Les principaux avantages de l'APIT sont qu'elle permet d'éviter l'anesthésie générale et une intervention de chirurgie majeure, souvent mal tolérée par les sujets atteints de cirrhose. Un autre avantage est qu'elle réduit l'ascite (accumulation de liquide dans la cavité abdominale), un effet que l'ASRD n'a pas. Elle a été utilisée avec succès dans le traitement de l'ascite grave qui ne répond plus aux médicaments (diurétiques).

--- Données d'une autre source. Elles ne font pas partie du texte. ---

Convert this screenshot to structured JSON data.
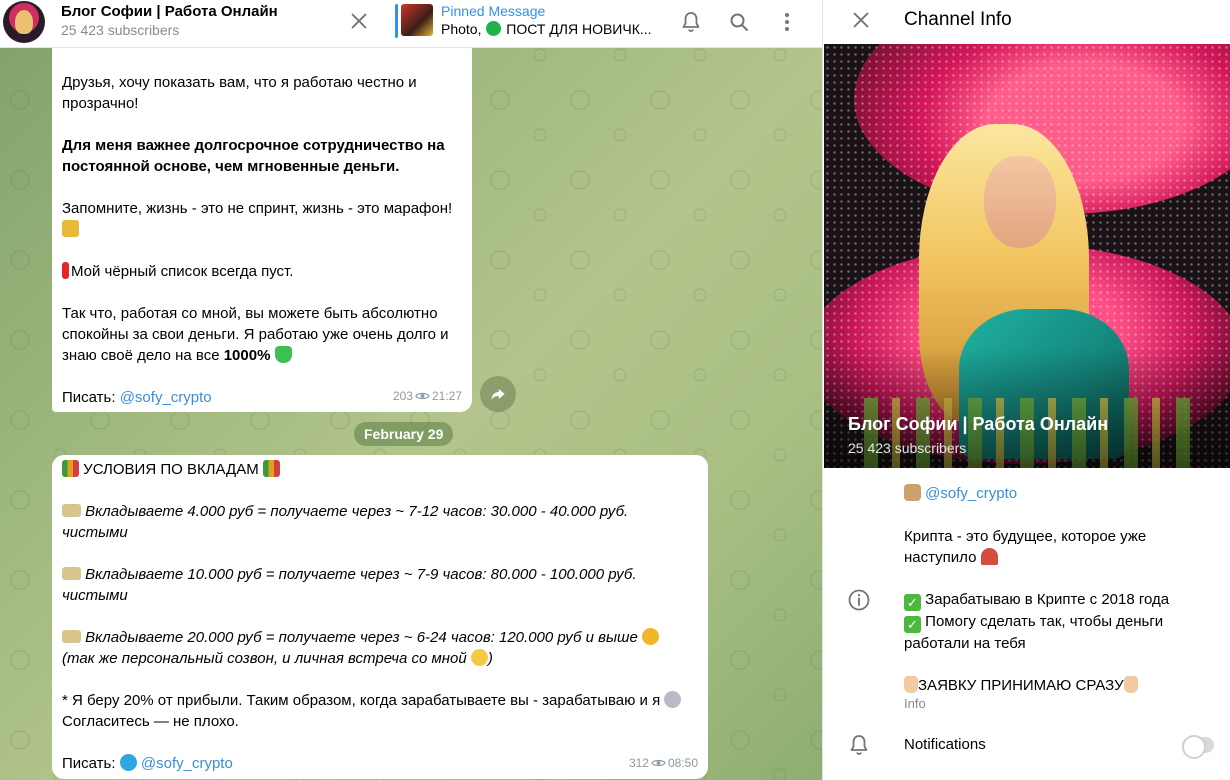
{
  "header": {
    "channel_title": "Блог Софии | Работа Онлайн",
    "subscribers": "25 423 subscribers",
    "close_icon": "close-icon",
    "pinned": {
      "title": "Pinned Message",
      "text_prefix": "Photo, ",
      "text_suffix": " ПОСТ ДЛЯ НОВИЧК..."
    }
  },
  "messages": [
    {
      "paragraphs": [
        "Друзья, хочу показать вам, что я работаю честно и прозрачно!",
        "Для меня важнее долгосрочное сотрудничество на постоянной основе, чем мгновенные деньги.",
        "Запомните, жизнь - это не спринт, жизнь - это марафон!",
        "Мой чёрный список всегда пуст.",
        "Так что, работая со мной, вы можете быть абсолютно спокойны за свои деньги. Я работаю уже очень долго и знаю своё дело на все ",
        "1000%"
      ],
      "write_label": "Писать: ",
      "write_handle": "@sofy_crypto",
      "views": "203",
      "time": "21:27"
    },
    {
      "title": " УСЛОВИЯ ПО ВКЛАДАМ ",
      "items": [
        "Вкладываете 4.000 руб  = получаете через ~ 7-12 часов: 30.000 - 40.000 руб. чистыми",
        "Вкладываете 10.000 руб  =  получаете через ~ 7-9 часов: 80.000 - 100.000 руб. чистыми",
        "Вкладываете 20.000 руб  = получаете через ~ 6-24 часов: 120.000 руб и выше ",
        "(так же персональный созвон, и личная встреча со мной "
      ],
      "closing": "* Я беру 20% от прибыли. Таким образом, когда зарабатываете вы - зарабатываю и я ",
      "closing_end": " Согласитесь — не плохо.",
      "write_label": "Писать: ",
      "write_handle": "@sofy_crypto",
      "views": "312",
      "time": "08:50"
    }
  ],
  "date_separator": "February 29",
  "info": {
    "title": "Channel Info",
    "hero_name": "Блог Софии | Работа Онлайн",
    "hero_subscribers": "25 423 subscribers",
    "link": "@sofy_crypto",
    "desc_1": "Крипта - это будущее, которое уже наступило",
    "desc_2": "Зарабатываю в Крипте с 2018 года",
    "desc_3": "Помогу сделать так, чтобы деньги работали на тебя",
    "desc_4": "ЗАЯВКУ ПРИНИМАЮ СРАЗУ",
    "caption": "Info",
    "notifications": "Notifications",
    "notifications_enabled": false
  },
  "colors": {
    "accent": "#3390ec",
    "link": "#3a8fd6",
    "bubble": "#ffffff"
  }
}
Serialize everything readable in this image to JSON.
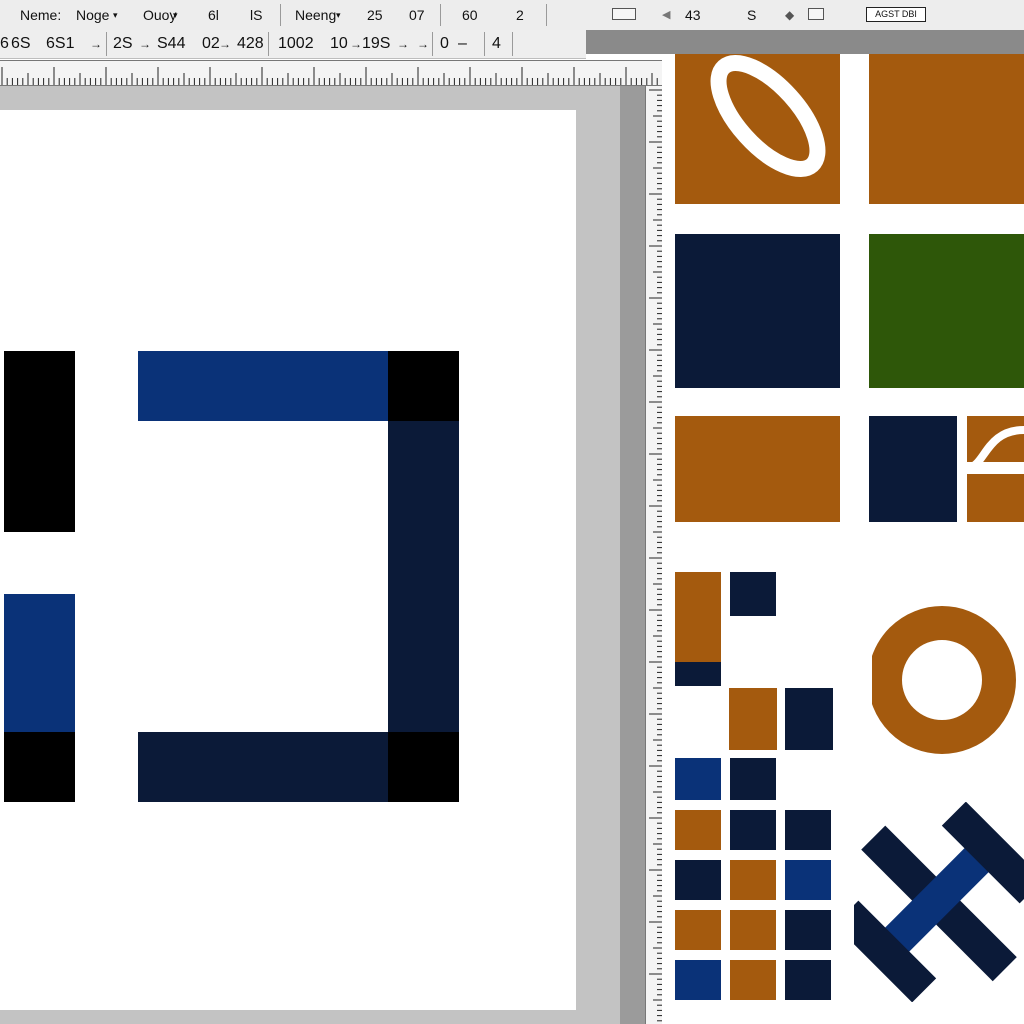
{
  "menubar": {
    "items": [
      "Neme:",
      "Noge",
      "Ouoy",
      "6l",
      "lS",
      "Neeng",
      "25",
      "07",
      "60",
      "2"
    ],
    "right_value": "43",
    "right_letter": "S",
    "tool_button_label": "AGST DBI"
  },
  "options_bar": {
    "items": [
      "6",
      "6S",
      "6S1",
      "2S",
      "S44",
      "02",
      "428",
      "1002",
      "10",
      "19S",
      "0",
      "4"
    ]
  },
  "colors": {
    "navy": "#0b1a38",
    "blue": "#0a3278",
    "black": "#000000",
    "orange": "#a45a0e",
    "green": "#2e5709",
    "artboard": "#ffffff",
    "pasteboard": "#c3c3c3"
  },
  "icons": [
    "chevron-down-icon",
    "arrow-right-icon",
    "frame-icon",
    "triangle-left-icon",
    "diamond-icon",
    "grid-icon"
  ]
}
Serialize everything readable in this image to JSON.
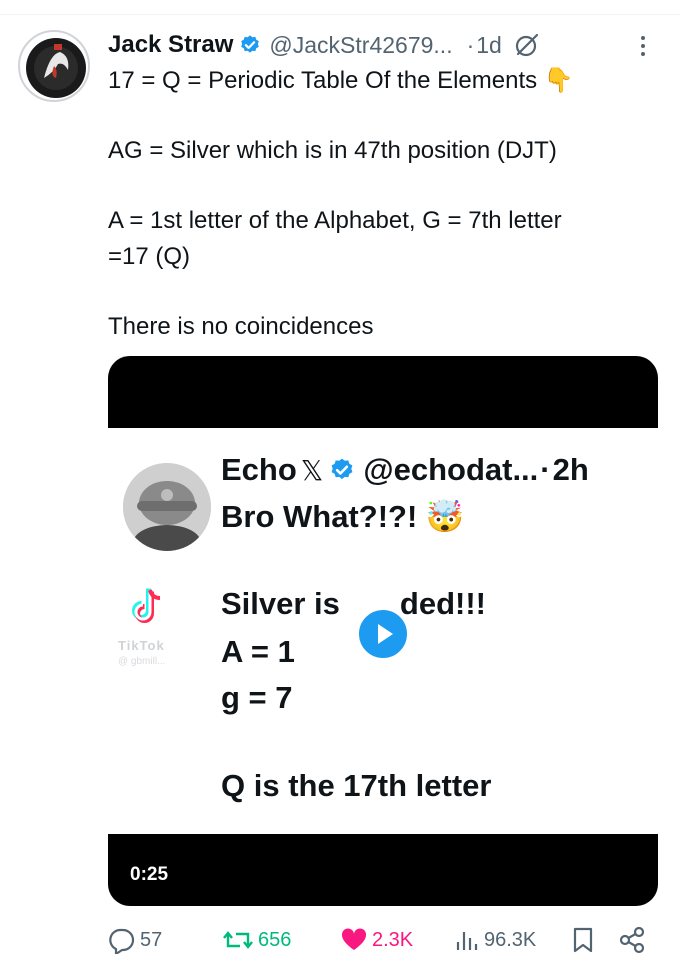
{
  "tweet": {
    "author_name": "Jack Straw",
    "author_handle": "@JackStr42679...",
    "separator": "·",
    "time": "1d",
    "text_lines": [
      "17 = Q  = Periodic Table Of the Elements 👇",
      "AG = Silver which is in 47th position (DJT)",
      "A = 1st letter of the Alphabet,  G = 7th letter",
      "=17 (Q)",
      "There is no coincidences"
    ]
  },
  "video": {
    "quoted": {
      "name": "Echo",
      "x_glyph": "𝕏",
      "handle": "@echodat...",
      "separator": "·",
      "time": "2h",
      "line1": "Bro What?!?! 🤯",
      "line2": "Silver is ●●●ded!!!",
      "line2_visible": "Silver is",
      "line2_tail": "ded!!!",
      "line3": "A = 1",
      "line4": "g = 7",
      "line5": "Q is the 17th letter",
      "watermark": "TikTok",
      "watermark_sub": "@ gbmill..."
    },
    "duration": "0:25"
  },
  "actions": {
    "replies": "57",
    "reposts": "656",
    "likes": "2.3K",
    "views": "96.3K"
  },
  "colors": {
    "text": "#0f1419",
    "secondary": "#536471",
    "verified": "#1d9bf0",
    "repost_active": "#00ba7c",
    "like_active": "#f91880",
    "play_button": "#1d9bf0"
  },
  "icons": {
    "verified": "verified-badge-icon",
    "grok": "grok-icon",
    "more": "more-vertical-icon",
    "reply": "reply-icon",
    "repost": "repost-icon",
    "like": "heart-icon",
    "views": "views-icon",
    "bookmark": "bookmark-icon",
    "share": "share-icon",
    "play": "play-icon",
    "tiktok": "tiktok-icon"
  }
}
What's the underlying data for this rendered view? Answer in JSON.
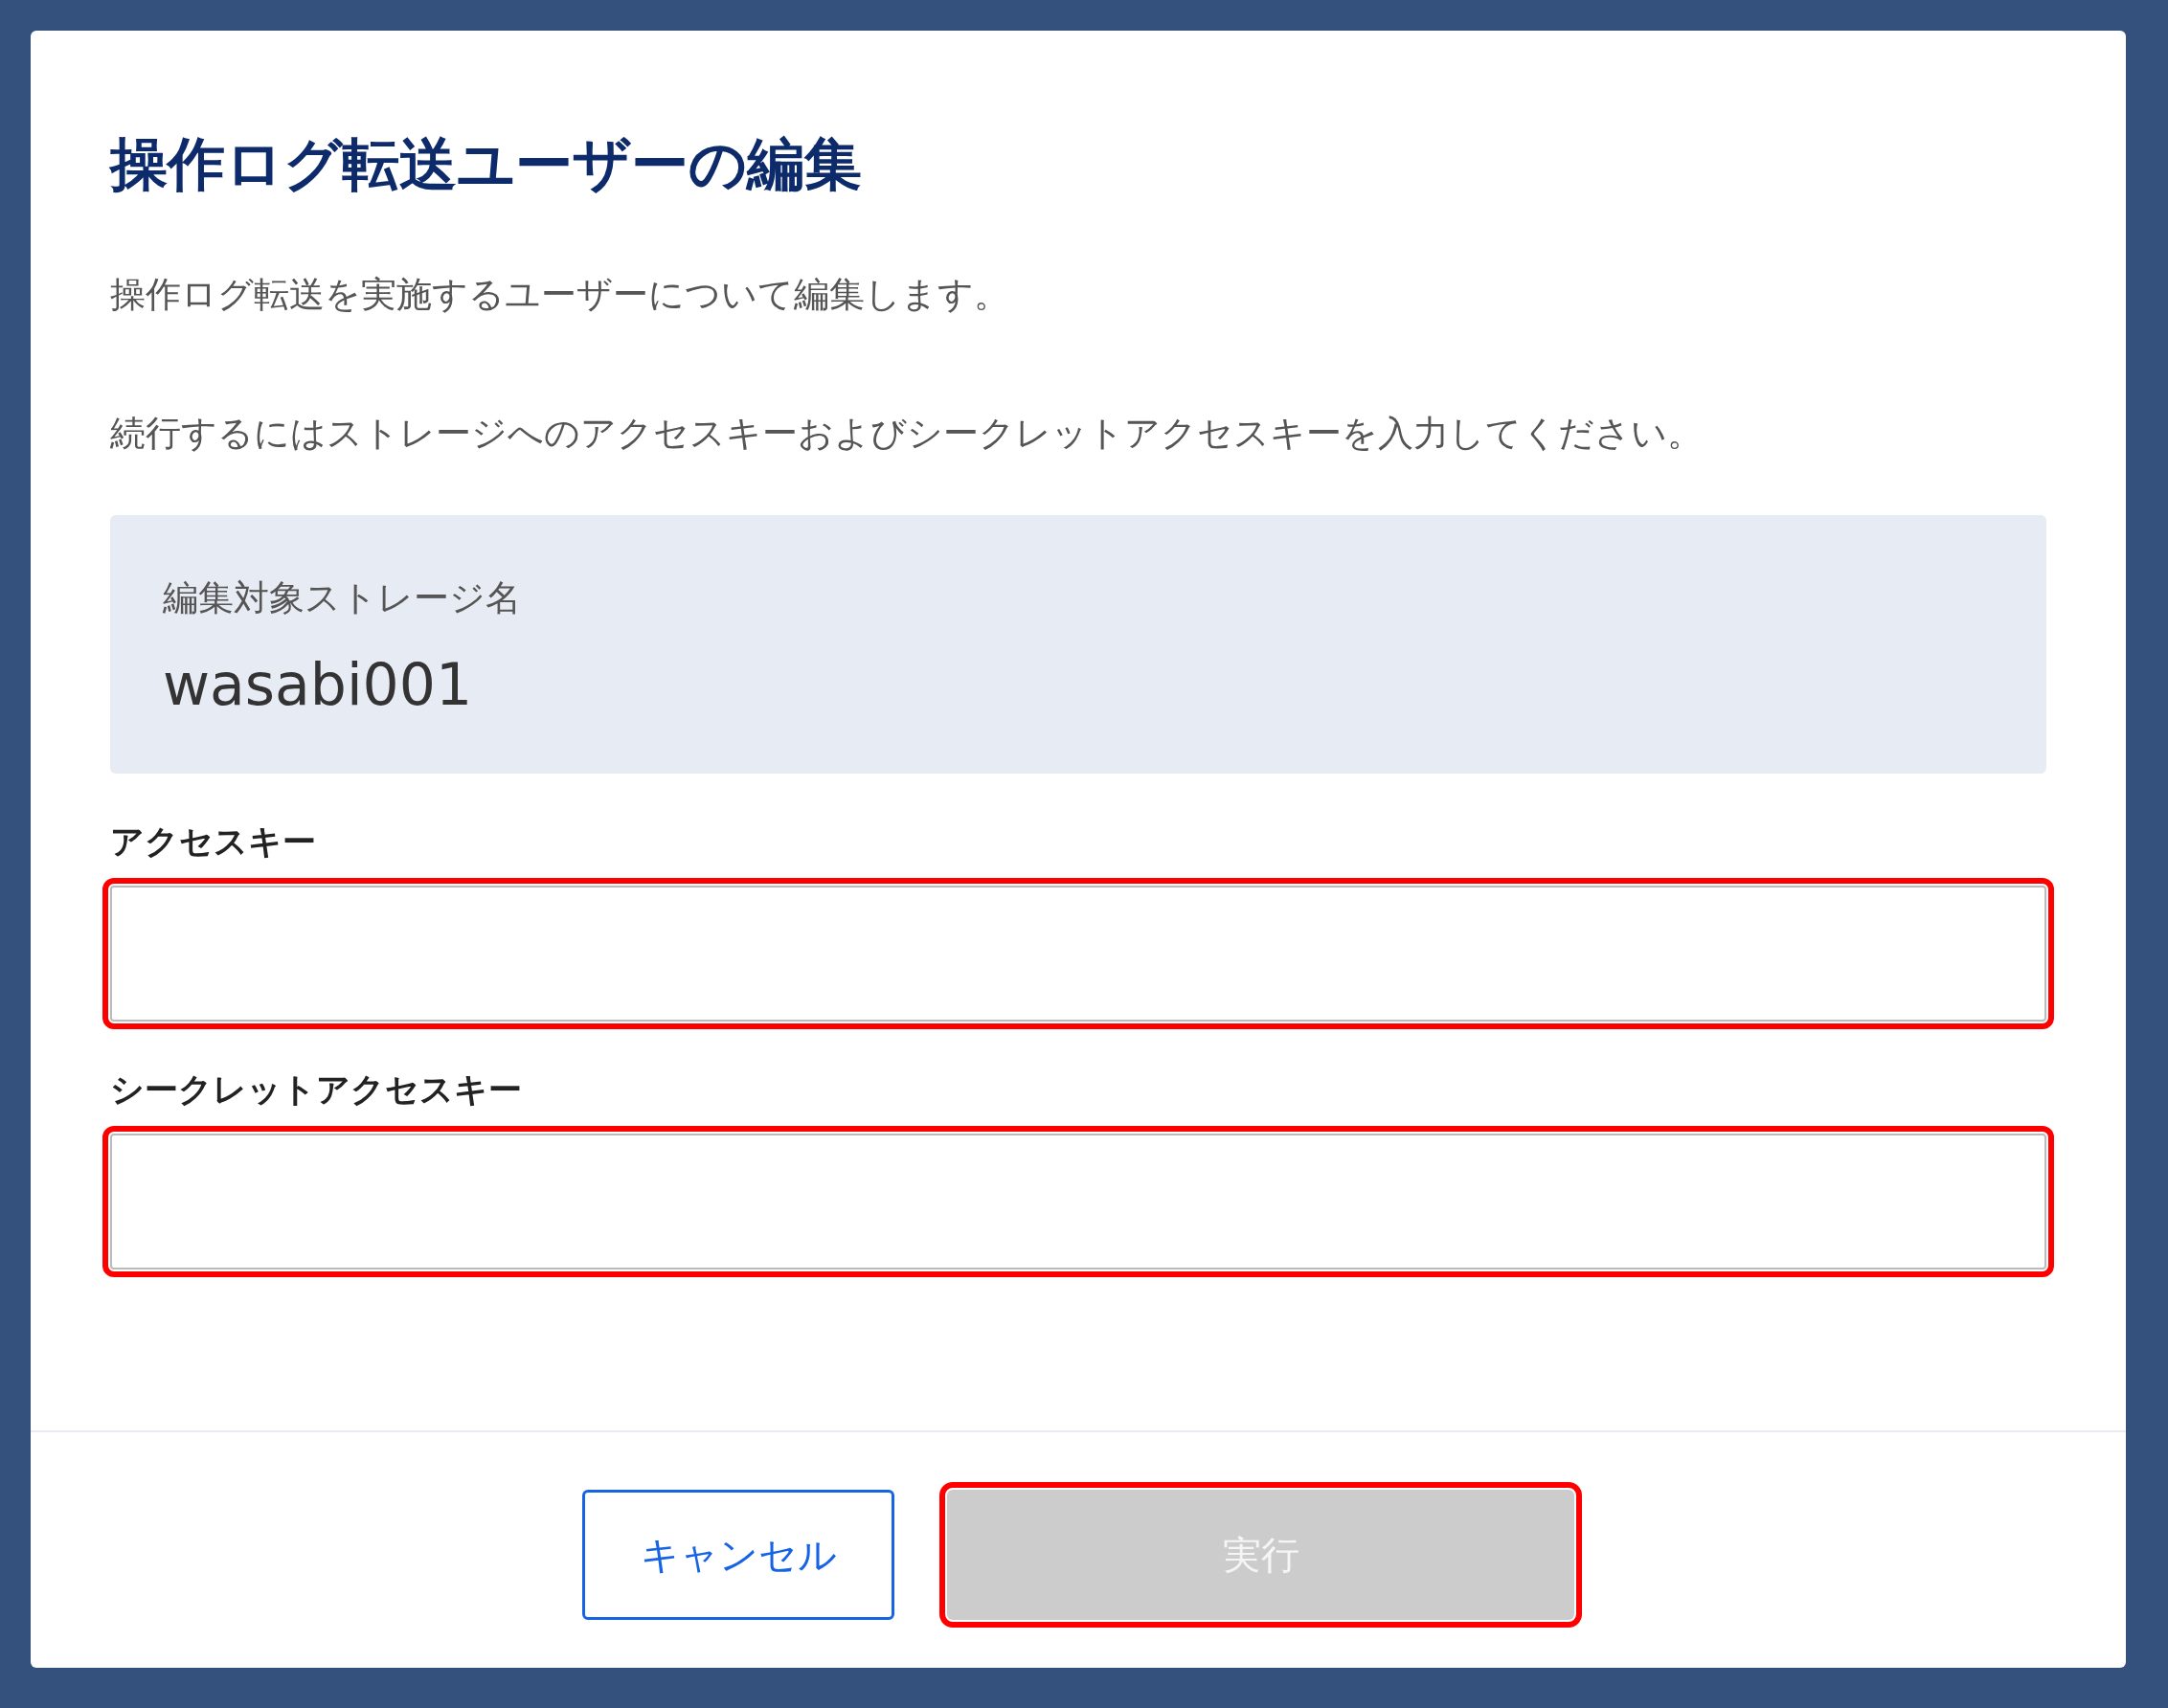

L'APIT est une innovation importante qui n'est toutefois pas sans danger. Bien que la mortalité directe liée aux complications de l'APIT soit relativement faible (moins de 5 %), ces statistiques relèvent uniquement des interventions réalisées par des radiologues expérimentés travaillant dans des centres spécialisés. Environ un quart des patients développent une encéphalopathie après l'APIT ; de plus, on observe fréquemment un rétrécissement ou une obstruction de ces anastomoses, ce qui nécessite d'autres interventions. En cas d'hémorragies menaçant le pronostic vital du patient et qui ne peuvent pas être maîtrisées par la thérapie endoscopique, l'APIT est probablement l'intervention idéale si elle est disponible. Chez les patients atteints d'hypertension portale qui n'ont pas répondu à la thérapie endoscopique et sont des candidats pour une greffe du foie à court terme, cette intervention n'est toutefois pas le type de dérivation idéal. En effet, la présence d'une dérivation chirurgicale rend la transplantation plus difficile et peut donc entraîner un risque plus élevé de complications après la greffe du foie. Chez les patients à la fonction hépatique satisfaisante et présentant des hémorragies récurrentes malgré la thérapie endoscopique, l'ASRD peut être préférable comme intervention élective ou non urgente. On ne dispose pas de comparaisons cliniques appropriées entre l'APIT, l'ASRD et la thérapie endoscopique ; de telles études aideront à clarifier le rôle de l'APIT dans le traitement des hémorragies de varices gastro-oesophagiennes.